Subsequent approaches using the gene gun in the eye have delivered fluorescent tracer chemicals and the genes for fluorescent proteins to the eye to characterize morphology (120,160,161) and to characterize eye-specific regulatory elements in enhancer/promoters of genes (162). Another interesting gene therapy application of the gene gun in the eye was to deliver genes encoding immunosuppressive proteins like IL-4 and CTLA4 into the cornea after an allotypic corneal transplant (163). In this case, gene gun delivery was able to prolong allogeneic graft survival in mice. This interesting application, like that for semaphorin A, delivers an endogenous gene product by simple plasmid to avoid immune responses against the transgene proteins. This work also provides proof of principle for the use of the gene gun to genetically modify a variety of tissues to increase transplant survival.

One limitation of the gene gun is that transfection generally occurs within 10 to 20 cells of the surface that is bombarded. As such, the gene gun will likely have utility in applications to genetically modify the surface of the eye, including the corneal epithelium and the conjuctiva. In contrast, applications in the retina or other buried structures of the eye will likely be out of reach of this technology.

C. Neuronal Gene Gun Applications

Most gene gun applications in neuronal systems have been performed for basic research studies to characterize the biology of these cells. The gun provides the unique ability to deliver substances directly into not only neuronal cells in culture (164,165), but also into whole brain slices (120,166). The gene gun has been used to deliver not only DNA, but also fluorescent tracer molecules to track neuronal phenotype and survival (165). Direct gene gun delivery into the brain in vivo has been reported for transfection of the lamprey brain neurons and glia in the exposed floor of the fourth ventricle (167), and for direct transfection of the exposed brain in live mice (168). An alternate in vivo approach of gene guns has been to manipulate neuron behavior, but not to directly transfect the neurons themselves. In this case, the gene for semaphorin A was delivered into corneal epidermal cells of rabbits (18). In this model, local production of semaphorin A after gene gun transfection effectively repelled established and growing A-delta and C-fiber trigeminal sensory afferents. This application provided proof of principle for gene therapy applications to repel pain-sensing neurons from locals to attenuate chronic pain or prevent problematic pain responses in surgical fields.

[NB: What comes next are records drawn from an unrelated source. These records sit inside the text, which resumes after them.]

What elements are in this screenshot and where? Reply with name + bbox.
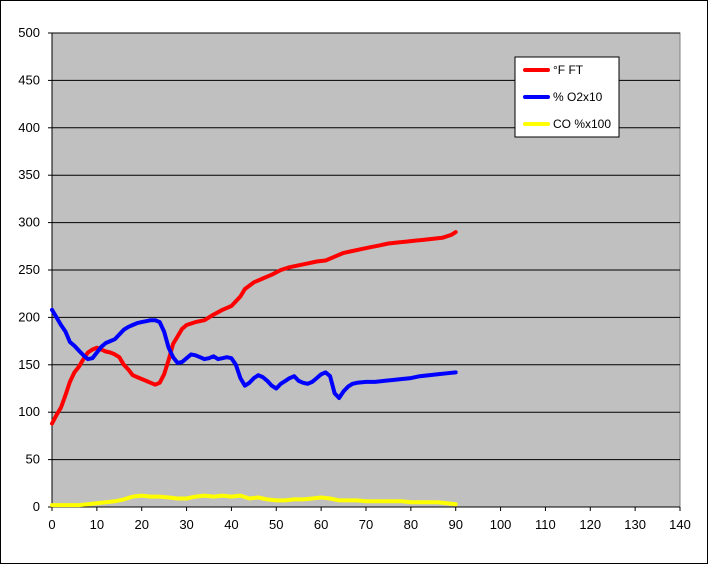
x-tick-label: 20 [134, 517, 148, 532]
x-tick-label: 30 [179, 517, 193, 532]
x-tick-label: 100 [490, 517, 512, 532]
y-tick-label: 150 [18, 357, 40, 372]
x-tick-label: 140 [669, 517, 691, 532]
y-tick-label: 350 [18, 167, 40, 182]
y-tick-label: 0 [33, 499, 40, 514]
x-tick-label: 10 [90, 517, 104, 532]
legend-label: % O2x10 [553, 90, 603, 104]
gridlines [52, 32, 680, 461]
series-line-2 [50, 493, 458, 508]
x-tick-label: 80 [404, 517, 418, 532]
x-tick-label: 40 [224, 517, 238, 532]
series-line-0 [50, 230, 458, 426]
legend-label: CO %x100 [553, 117, 611, 131]
legend-label: °F FT [553, 63, 584, 77]
axes: 0 50 100 150 200 250 300 350 400 450 500 0 10 20 30 40 5… [18, 25, 691, 532]
y-tick-label: 300 [18, 215, 40, 230]
x-tick-label: 90 [448, 517, 462, 532]
y-tick-label: 50 [26, 452, 40, 467]
series-lines [50, 230, 458, 508]
x-tick-label: 50 [269, 517, 283, 532]
x-tick-label: 110 [535, 517, 556, 532]
y-tick-label: 400 [18, 120, 40, 135]
y-tick-label: 100 [18, 404, 40, 419]
x-tick-label: 60 [314, 517, 328, 532]
y-tick-label: 500 [18, 25, 40, 40]
y-tick-label: 450 [18, 72, 40, 87]
x-tick-label: 0 [48, 517, 55, 532]
y-tick-label: 250 [18, 262, 40, 277]
y-tick-label: 200 [18, 309, 40, 324]
x-tick-label: 70 [359, 517, 373, 532]
series-line-1 [50, 307, 458, 400]
legend: °F FT % O2x10 CO %x100 [514, 56, 620, 138]
x-tick-label: 130 [624, 517, 646, 532]
x-tick-label: 120 [579, 517, 601, 532]
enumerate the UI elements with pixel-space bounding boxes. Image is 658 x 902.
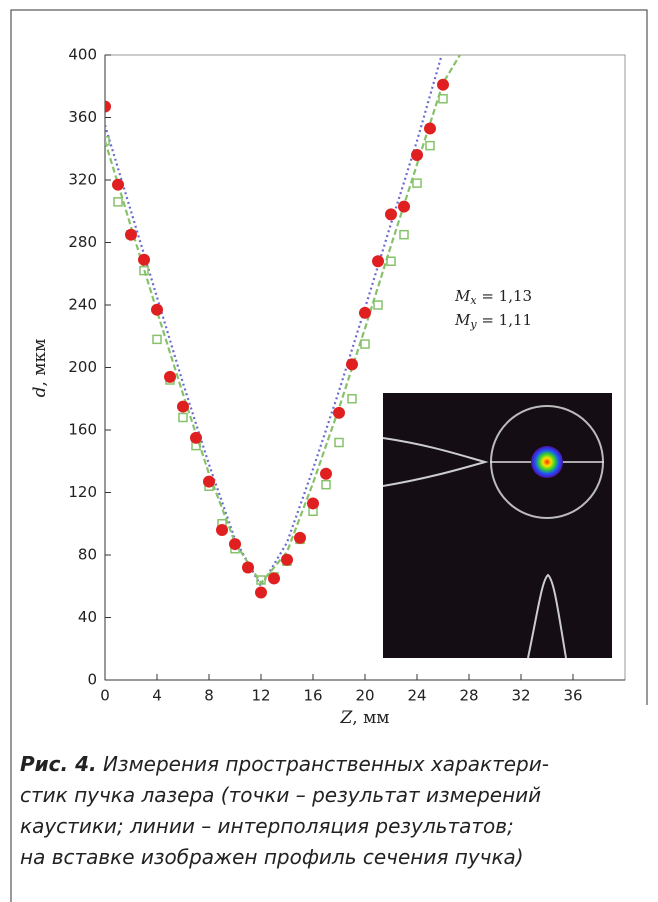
green-point <box>374 301 382 309</box>
x-axis-label: Z, мм <box>339 708 389 728</box>
x-tick-label: 4 <box>152 687 162 705</box>
y-label-symbol: d <box>30 386 50 397</box>
x-tick-label: 0 <box>100 687 110 705</box>
red-point <box>242 562 254 574</box>
red-point <box>203 476 215 488</box>
green-point <box>439 95 447 103</box>
page: Mx = 1,13 My = 1,11 Z, мм d, мкм Рис. 4. … <box>0 0 658 902</box>
annotation-text: = 1,11 <box>477 311 533 329</box>
y-tick-label: 360 <box>68 108 97 126</box>
caption-label: Рис. 4. <box>20 752 97 776</box>
y-tick-label: 400 <box>68 46 97 64</box>
green-point <box>322 481 330 489</box>
green-point <box>361 340 369 348</box>
y-tick-label: 80 <box>78 546 97 564</box>
red-point <box>255 587 267 599</box>
red-point <box>398 201 410 213</box>
x-tick-label: 8 <box>204 687 214 705</box>
y-axis-label: d, мкм <box>30 339 50 398</box>
red-point <box>437 79 449 91</box>
red-point <box>333 407 345 419</box>
red-point <box>268 572 280 584</box>
annotations: Mx = 1,13 My = 1,11 <box>454 287 532 331</box>
caption-line: каустики; линии – интерполяция результат… <box>20 814 514 838</box>
red-point <box>229 538 241 550</box>
red-point <box>307 497 319 509</box>
green-point <box>400 231 408 239</box>
y-tick-label: 160 <box>68 421 97 439</box>
annotation-symbol: M <box>454 287 471 305</box>
y-tick-label: 240 <box>68 296 97 314</box>
figure: Mx = 1,13 My = 1,11 Z, мм d, мкм Рис. 4. … <box>0 0 658 902</box>
red-point <box>294 532 306 544</box>
green-point <box>335 439 343 447</box>
caption-line: на вставке изображен профиль сечения пуч… <box>20 845 524 869</box>
caption-text: Измерения пространственных характери- <box>97 752 549 776</box>
green-point <box>348 395 356 403</box>
annotation-text: = 1,13 <box>477 287 533 305</box>
red-point <box>125 229 137 241</box>
caption-line: стик пучка лазера (точки – результат изм… <box>20 783 541 807</box>
x-tick-label: 28 <box>459 687 478 705</box>
green-point <box>426 142 434 150</box>
annotation: My = 1,11 <box>454 311 532 331</box>
x-tick-label: 12 <box>251 687 270 705</box>
x-tick-label: 16 <box>303 687 322 705</box>
red-point <box>359 307 371 319</box>
x-tick-label: 24 <box>407 687 426 705</box>
red-point <box>385 208 397 220</box>
red-point <box>151 304 163 316</box>
x-tick-label: 32 <box>511 687 530 705</box>
y-tick-label: 200 <box>68 358 97 376</box>
y-tick-label: 120 <box>68 483 97 501</box>
green-point <box>413 179 421 187</box>
red-point <box>372 255 384 267</box>
y-tick-label: 320 <box>68 171 97 189</box>
caption-line: Рис. 4. Измерения пространственных харак… <box>20 752 549 776</box>
red-point <box>216 524 228 536</box>
y-label-unit: , мкм <box>30 339 50 387</box>
y-tick-label: 0 <box>87 671 97 689</box>
red-point <box>411 149 423 161</box>
green-point <box>153 335 161 343</box>
red-point <box>177 401 189 413</box>
y-tick-label: 280 <box>68 233 97 251</box>
green-point <box>387 257 395 265</box>
red-point <box>320 468 332 480</box>
red-point <box>190 432 202 444</box>
x-label-unit: , мм <box>352 708 389 728</box>
x-tick-label: 20 <box>355 687 374 705</box>
red-point <box>164 371 176 383</box>
x-tick-label: 36 <box>563 687 582 705</box>
red-point <box>424 122 436 134</box>
red-point <box>99 101 111 113</box>
red-point <box>346 358 358 370</box>
green-point <box>114 198 122 206</box>
annotation: Mx = 1,13 <box>454 287 532 307</box>
y-tick-label: 40 <box>78 608 97 626</box>
annotation-symbol: M <box>454 311 471 329</box>
red-point <box>281 554 293 566</box>
inset-image <box>383 393 612 658</box>
green-point <box>179 414 187 422</box>
red-point <box>112 179 124 191</box>
red-point <box>138 254 150 266</box>
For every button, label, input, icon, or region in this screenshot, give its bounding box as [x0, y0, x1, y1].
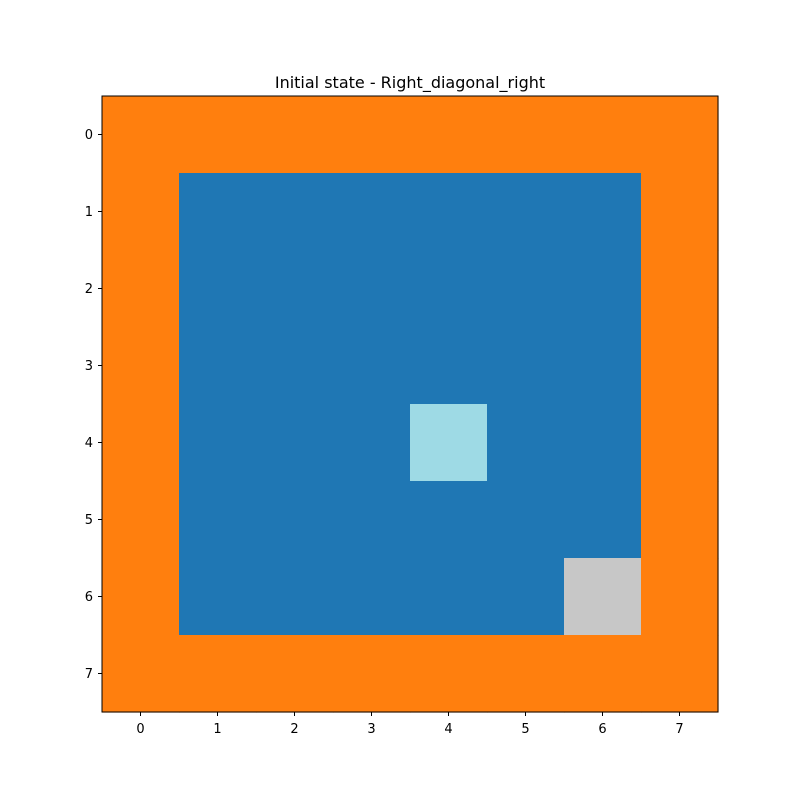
- heatmap-cell: [256, 635, 334, 713]
- x-tick-label: 2: [290, 722, 298, 737]
- heatmap-cell: [333, 404, 411, 482]
- heatmap-cell: [256, 173, 334, 251]
- heatmap-cell: [102, 250, 180, 328]
- heatmap-cell: [102, 558, 180, 636]
- heatmap-cell: [410, 327, 488, 405]
- heatmap-cell: [256, 327, 334, 405]
- heatmap-cell: [641, 250, 719, 328]
- heatmap-cell: [487, 481, 565, 559]
- heatmap-cell: [564, 173, 642, 251]
- heatmap-cell: [102, 96, 180, 174]
- y-tick-label: 1: [85, 205, 93, 220]
- heatmap-cell: [641, 481, 719, 559]
- heatmap-cell: [410, 481, 488, 559]
- heatmap-cell: [256, 404, 334, 482]
- x-tick-label: 0: [136, 722, 144, 737]
- heatmap-cell: [564, 558, 642, 636]
- heatmap-cell: [256, 481, 334, 559]
- heatmap-cell: [641, 635, 719, 713]
- heatmap-cell: [410, 635, 488, 713]
- heatmap-cell: [410, 96, 488, 174]
- heatmap-cell: [487, 558, 565, 636]
- heatmap-cell: [641, 96, 719, 174]
- x-tick-label: 7: [675, 722, 683, 737]
- heatmap-cell: [179, 96, 257, 174]
- heatmap-cell: [564, 250, 642, 328]
- heatmap-cell: [102, 635, 180, 713]
- heatmap-cell: [333, 327, 411, 405]
- x-tick-label: 3: [367, 722, 375, 737]
- heatmap-cell: [179, 635, 257, 713]
- heatmap-cell: [564, 327, 642, 405]
- heatmap-cell: [102, 173, 180, 251]
- heatmap-cell: [333, 558, 411, 636]
- heatmap-cells: [102, 96, 719, 713]
- heatmap-cell: [102, 404, 180, 482]
- heatmap-cell: [410, 558, 488, 636]
- heatmap-cell: [179, 327, 257, 405]
- y-tick-label: 2: [85, 282, 93, 297]
- heatmap-cell: [410, 173, 488, 251]
- y-tick-label: 7: [85, 667, 93, 682]
- heatmap-cell: [333, 96, 411, 174]
- heatmap-cell: [179, 404, 257, 482]
- heatmap-cell: [333, 250, 411, 328]
- heatmap-cell: [333, 173, 411, 251]
- heatmap-cell: [641, 404, 719, 482]
- x-tick-label: 1: [213, 722, 221, 737]
- heatmap-cell: [102, 481, 180, 559]
- heatmap-cell: [641, 173, 719, 251]
- heatmap-cell: [333, 481, 411, 559]
- y-tick-label: 5: [85, 513, 93, 528]
- chart-title: Initial state - Right_diagonal_right: [275, 73, 545, 93]
- heatmap-cell: [487, 635, 565, 713]
- axes: 0 1 2 3 4 5 6 7 0 1 2 3 4 5 6 7: [85, 95, 719, 737]
- x-tick-label: 5: [521, 722, 529, 737]
- heatmap-cell: [333, 635, 411, 713]
- axes-frame: [101, 95, 719, 713]
- heatmap-cell: [256, 558, 334, 636]
- heatmap-cell: [487, 404, 565, 482]
- y-tick-label: 6: [85, 590, 93, 605]
- heatmap-cell: [487, 327, 565, 405]
- heatmap-cell: [256, 250, 334, 328]
- y-tick-label: 3: [85, 359, 93, 374]
- heatmap-cell: [487, 250, 565, 328]
- heatmap-cell: [179, 250, 257, 328]
- heatmap-cell: [179, 481, 257, 559]
- y-tick-label: 4: [85, 436, 93, 451]
- x-tick-label: 4: [444, 722, 452, 737]
- heatmap-cell: [179, 173, 257, 251]
- heatmap-cell: [102, 327, 180, 405]
- heatmap-cell: [410, 404, 488, 482]
- heatmap-cell: [487, 96, 565, 174]
- y-tick-label: 0: [85, 128, 93, 143]
- heatmap-cell: [564, 96, 642, 174]
- heatmap-cell: [564, 481, 642, 559]
- heatmap-cell: [179, 558, 257, 636]
- heatmap-cell: [410, 250, 488, 328]
- x-tick-label: 6: [598, 722, 606, 737]
- heatmap-cell: [564, 404, 642, 482]
- heatmap-cell: [256, 96, 334, 174]
- heatmap-cell: [564, 635, 642, 713]
- heatmap-cell: [487, 173, 565, 251]
- heatmap-cell: [641, 558, 719, 636]
- heatmap-cell: [641, 327, 719, 405]
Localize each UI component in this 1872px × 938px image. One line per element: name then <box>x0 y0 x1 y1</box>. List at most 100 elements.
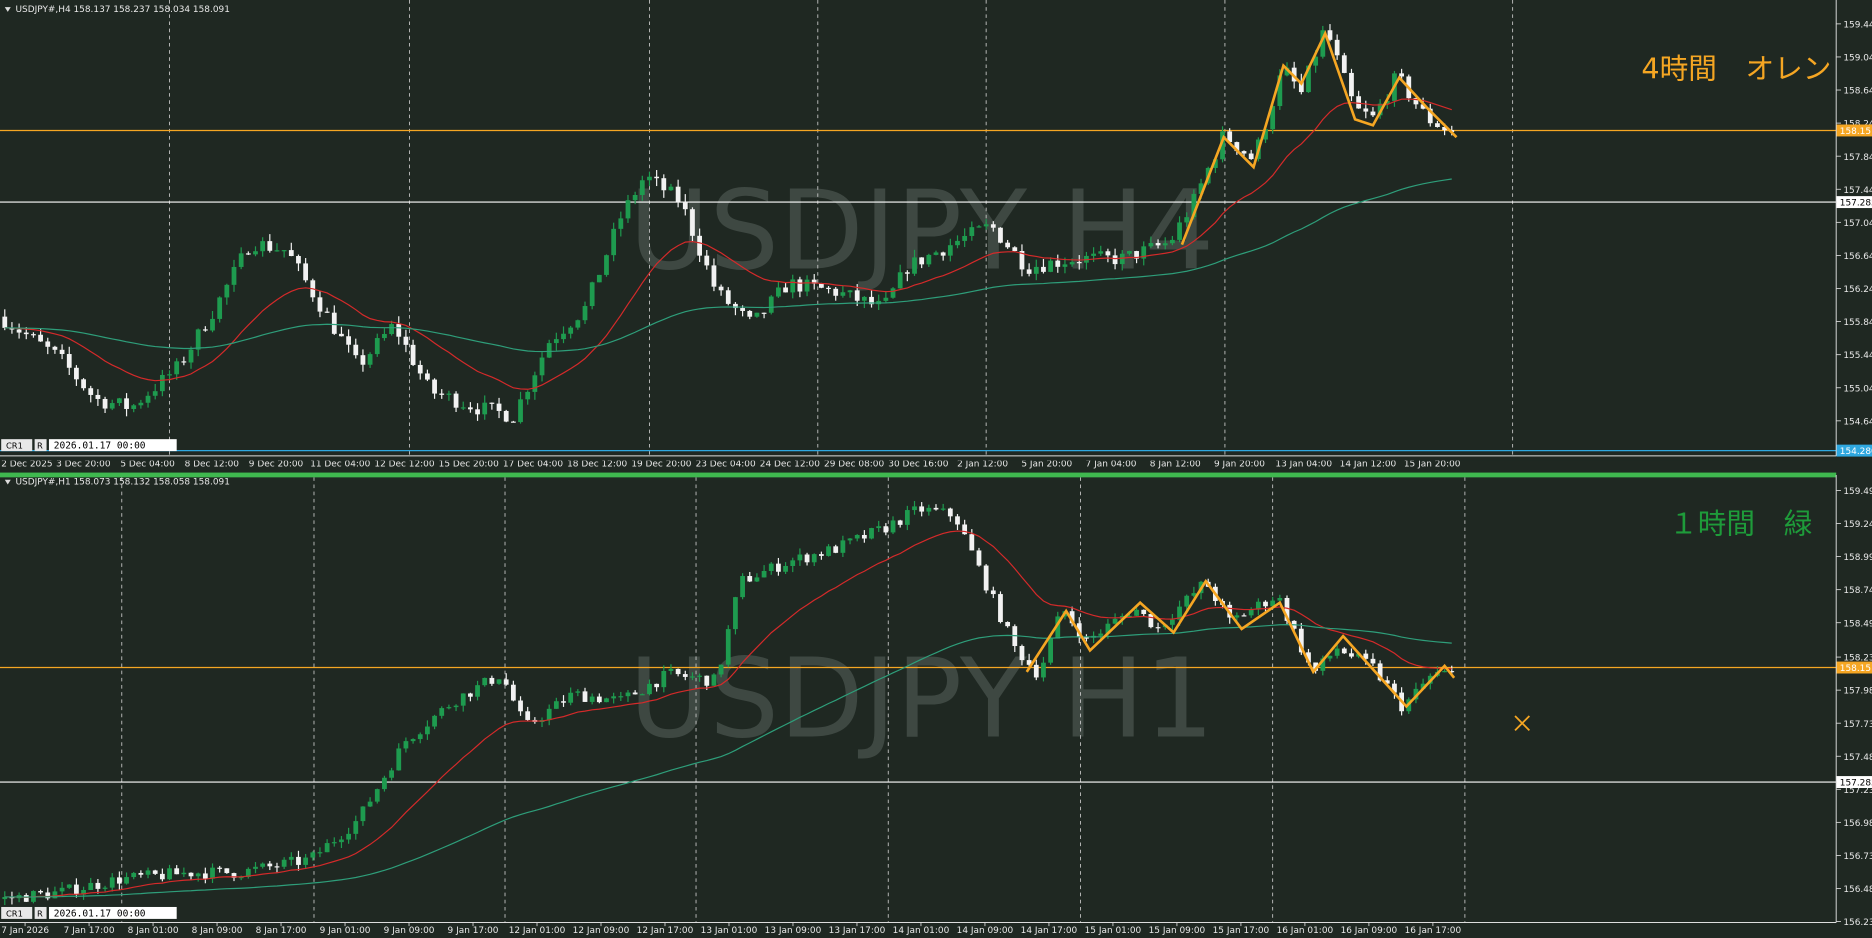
candle-body <box>682 201 688 210</box>
candle-body <box>776 287 781 297</box>
candle-body <box>897 272 903 289</box>
candle-body <box>1005 621 1011 627</box>
candle-body <box>546 343 552 358</box>
level-label: 158.151 <box>1840 127 1872 137</box>
candle-body <box>389 770 394 778</box>
candle-body <box>410 344 416 365</box>
collapse-icon[interactable] <box>4 479 11 485</box>
candle-body <box>231 873 237 878</box>
candle-body <box>188 872 194 877</box>
candle-body <box>618 218 624 229</box>
candle-body <box>145 395 151 403</box>
candle-body <box>1270 600 1276 607</box>
price-label: 155.440 <box>1843 351 1872 361</box>
candle-body <box>403 741 409 749</box>
moving-average <box>4 624 1452 898</box>
candle-body <box>281 250 287 252</box>
candle-body <box>382 333 387 339</box>
candle-body <box>460 693 466 706</box>
time-label: 7 Jan 2026 <box>1 926 49 936</box>
candle-body <box>303 857 309 865</box>
candle-body <box>1313 662 1319 671</box>
candle-body <box>532 375 538 392</box>
candle-body <box>382 777 387 790</box>
candle-body <box>919 506 925 512</box>
candle-body <box>912 257 917 274</box>
price-label: 156.480 <box>1843 885 1872 895</box>
tag-box <box>34 439 47 452</box>
moving-average <box>4 530 1452 899</box>
tag: R <box>37 441 43 451</box>
candle-body <box>296 856 301 865</box>
candle-body <box>1134 251 1139 259</box>
time-label: 12 Jan 01:00 <box>509 926 566 936</box>
candle-body <box>998 227 1003 243</box>
date-box <box>48 439 177 452</box>
candle-body <box>962 235 968 241</box>
candle-body <box>1091 253 1096 256</box>
candle-body <box>568 327 574 334</box>
candle-body <box>324 311 330 313</box>
candle-body <box>1306 65 1311 93</box>
candle-body <box>1363 653 1369 659</box>
candle-body <box>639 694 645 696</box>
candle-body <box>1127 251 1132 254</box>
price-label: 157.730 <box>1843 720 1872 730</box>
price-label: 157.440 <box>1843 186 1872 196</box>
candle-body <box>253 866 258 869</box>
candle-body <box>1227 131 1233 143</box>
candle-body <box>1041 266 1046 272</box>
price-label: 154.640 <box>1843 417 1872 427</box>
candle-body <box>446 393 452 395</box>
candle-body <box>1241 615 1247 617</box>
candle-body <box>1198 183 1204 194</box>
candle-body <box>16 329 22 333</box>
candle-body <box>468 693 473 697</box>
time-label: 15 Dec 20:00 <box>439 460 499 470</box>
candle-body <box>776 563 781 572</box>
time-label: 5 Jan 20:00 <box>1021 460 1072 470</box>
candle-body <box>1349 72 1354 97</box>
candle-body <box>167 374 172 376</box>
candle-body <box>639 180 645 195</box>
candle-body <box>539 357 545 376</box>
candle-body <box>740 308 745 311</box>
collapse-icon[interactable] <box>4 7 11 12</box>
candle-body <box>296 256 301 264</box>
candle-body <box>310 852 316 858</box>
candle-body <box>360 355 366 365</box>
candle-body <box>697 235 702 256</box>
candle-body <box>1098 251 1104 254</box>
candle-body <box>804 279 810 292</box>
candle-body <box>1234 142 1240 152</box>
candle-body <box>1420 683 1426 689</box>
candle-body <box>740 576 745 598</box>
candle-body <box>1112 255 1118 265</box>
candle-body <box>1055 260 1061 267</box>
candle-body <box>697 675 702 677</box>
candle-body <box>725 629 731 665</box>
candle-body <box>983 565 989 591</box>
price-label: 156.230 <box>1843 918 1872 928</box>
candle-body <box>353 821 359 834</box>
candle-body <box>23 895 29 902</box>
candle-body <box>647 683 652 695</box>
candle-body <box>711 674 717 686</box>
candle-body <box>990 590 996 595</box>
time-label: 16 Jan 01:00 <box>1277 926 1334 936</box>
candle-body <box>661 670 667 688</box>
time-label: 15 Jan 09:00 <box>1149 926 1206 936</box>
candle-body <box>704 255 710 266</box>
candle-body <box>661 178 667 191</box>
candle-body <box>955 240 960 246</box>
candle-body <box>432 715 437 727</box>
price-label: 158.740 <box>1843 586 1872 596</box>
time-label: 18 Dec 12:00 <box>567 460 627 470</box>
candle-body <box>969 227 975 236</box>
candle-body <box>245 253 251 255</box>
candle-body <box>303 263 309 281</box>
level-tag <box>1836 444 1872 457</box>
time-label: 14 Jan 01:00 <box>893 926 950 936</box>
candle-body <box>790 279 796 293</box>
candle-body <box>1220 131 1225 160</box>
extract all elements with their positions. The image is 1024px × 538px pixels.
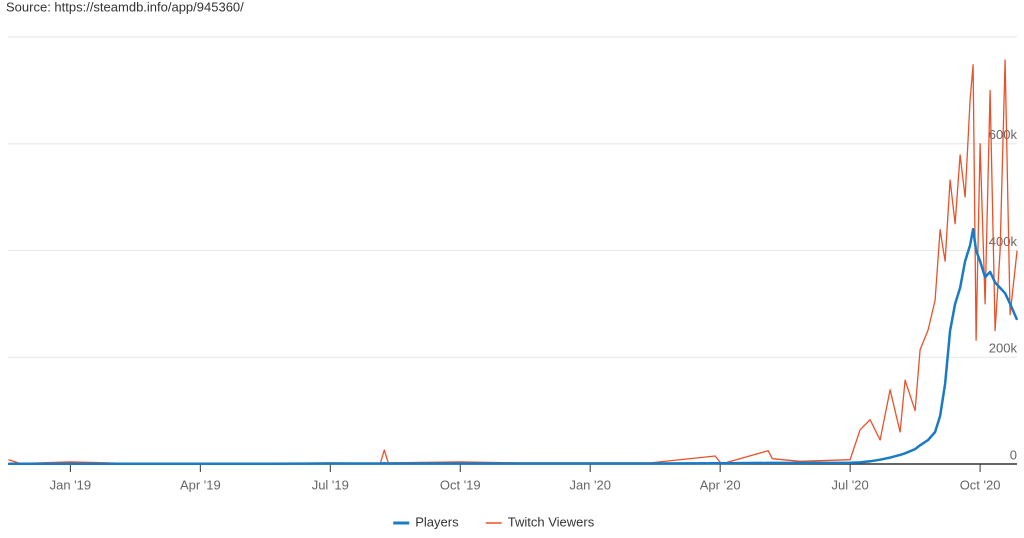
- legend-item: Players: [393, 514, 459, 529]
- y-tick-label: 200k: [989, 341, 1018, 356]
- legend-item: Twitch Viewers: [485, 514, 595, 529]
- x-tick-label: Jan '20: [569, 477, 611, 492]
- y-tick-label: 400k: [989, 234, 1018, 249]
- legend-label: Twitch Viewers: [508, 514, 595, 529]
- x-tick-label: Jul '19: [312, 477, 349, 492]
- series-line: [8, 59, 1018, 465]
- x-tick-label: Oct '20: [960, 477, 1001, 492]
- legend-label: Players: [415, 514, 459, 529]
- x-tick-label: Oct '19: [440, 477, 481, 492]
- series-line: [8, 227, 1019, 465]
- x-tick-label: Jan '19: [50, 477, 92, 492]
- x-tick-label: Jul '20: [832, 477, 869, 492]
- source: Source: https://steamdb.info/app/945360/: [6, 0, 244, 14]
- x-tick-label: Apr '19: [180, 477, 221, 492]
- y-tick-label: 0: [1010, 447, 1017, 462]
- x-tick-label: Apr '20: [700, 477, 741, 492]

D. Gene Gun Applications in Other Organs

Although the gene gun is most easily applied to exposed tissues such as the skin or the eye, the original demonstrations of gene gun transfections in animals showed that internal tissues could be surgically exposed to allow gene gun delivery (13,14). Therefore, any tissue that can be surgically exposed can also be transfected by the gene gun. Applications to date on internal organs include the liver (13,14), the muscle (13,24), the spleen (25), the bladder (169), and the heart (170,171). In many cases, the gene gun has been used to probe the biology of cells or genes in these organs. In particular, the gene gun has been used to deliver genes to analyze the specificity and level of gene expression by different enhancer/ promoter constructs into the liver (172) and into cardiomyo-cytes (173). In other cases, preclinical approaches are being tested to deliver antigen genes directly into the liver to prevent the liver stage of malaria (174). Future applications of the gene gun in deep tissues may be focused not only on understanding the biology of genes and tissues, but also for direct gene therapy. One interesting future application in organs will be to test whether the gene gun can effectively protect transplanted tissue from immune rejection. The work in corneal transplantation protection in the eye (163) provides good proof of principle for the use of the gene gun to modify tissues after removal without the need for immunogenic viral vectors or the need for prolonged culture ex vivo.